拡大する写真・図版ベネズエラ・マラカイボで2007年11月、演説するチャベス大統領=ロイター

 ベネズエラでは政権が反米国を唱える。中米の若者は豊かさを求め米国をめざす。ラテンアメリカの問題には必ず米国が顔を出す。この複雑な関係の歴史と現状について、2人の識者に尋ねた。(聞き手・岡田玄)

フェルナンド・エンリケ・カルドーゾさん(元ブラジル大統領)

拡大する写真・図版フェルナンド・カルドーゾ元ブラジル大統領=サンパウロ、岡田玄撮影

 ――同時期に「発見」された北米とラテンアメリカ。なぜこれほどの違いが生じたのでしょう。
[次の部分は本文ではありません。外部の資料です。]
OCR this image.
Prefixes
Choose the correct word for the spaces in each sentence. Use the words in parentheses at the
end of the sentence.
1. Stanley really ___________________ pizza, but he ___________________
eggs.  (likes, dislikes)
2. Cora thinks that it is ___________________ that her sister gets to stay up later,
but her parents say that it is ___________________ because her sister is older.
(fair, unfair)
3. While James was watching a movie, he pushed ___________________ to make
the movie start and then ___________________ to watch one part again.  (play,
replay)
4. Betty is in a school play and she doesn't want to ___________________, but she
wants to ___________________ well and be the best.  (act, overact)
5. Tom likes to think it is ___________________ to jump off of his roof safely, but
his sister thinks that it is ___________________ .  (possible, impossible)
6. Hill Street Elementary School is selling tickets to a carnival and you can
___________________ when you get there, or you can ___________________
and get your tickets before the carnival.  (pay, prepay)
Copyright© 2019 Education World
 「ラテンアメリカの歴史をひとくくりにはできませんが、共通点はあります。スペインやポルトガルから、先住民をカトリックに改宗させるために人々が来たこと、宗主国の貴族など有力者にしか土地所有が認められなかったことです。富や生産物は本国に送られました」

 「北米の植民地化は英国での支配から逃れ、自由になるためでした。入植者には土地が分配されました。土地所有を通じ、富の蓄積が行われました。米国には資源だけでなく、消費する市場ができたのです。最も重要な違いです」

 ――「従属論」の古典として知られる、あなたの著書「ラテンアメリカにおける従属と発展」は、ラテンアメリカ発展の道筋を描いています。

 「私は従属論者と呼ばれるのを拒んできました。私の主張は、ラテンアメリカ諸国は輸出で得た富を国内消費に使うことで国内市場が発展してきたし、発展できるということでした。過去の例ではブラジルのコーヒー、アルゼンチンの牛肉などが挙げられます。つまりグローバリゼーションです。当時、その言葉はありませんでしたが」

〈従属論〉 途上国が低開発状態のまま発展できないのは、先進国に従属し、労働力や資源を収奪されてきたためと考える世界経済理論。ラテンアメリカ研究をもとに1960年代に唱えられた。社会主義革命の理論的根拠ともされた。後に新興工業国の発展をうまく説明できず説得力を失った。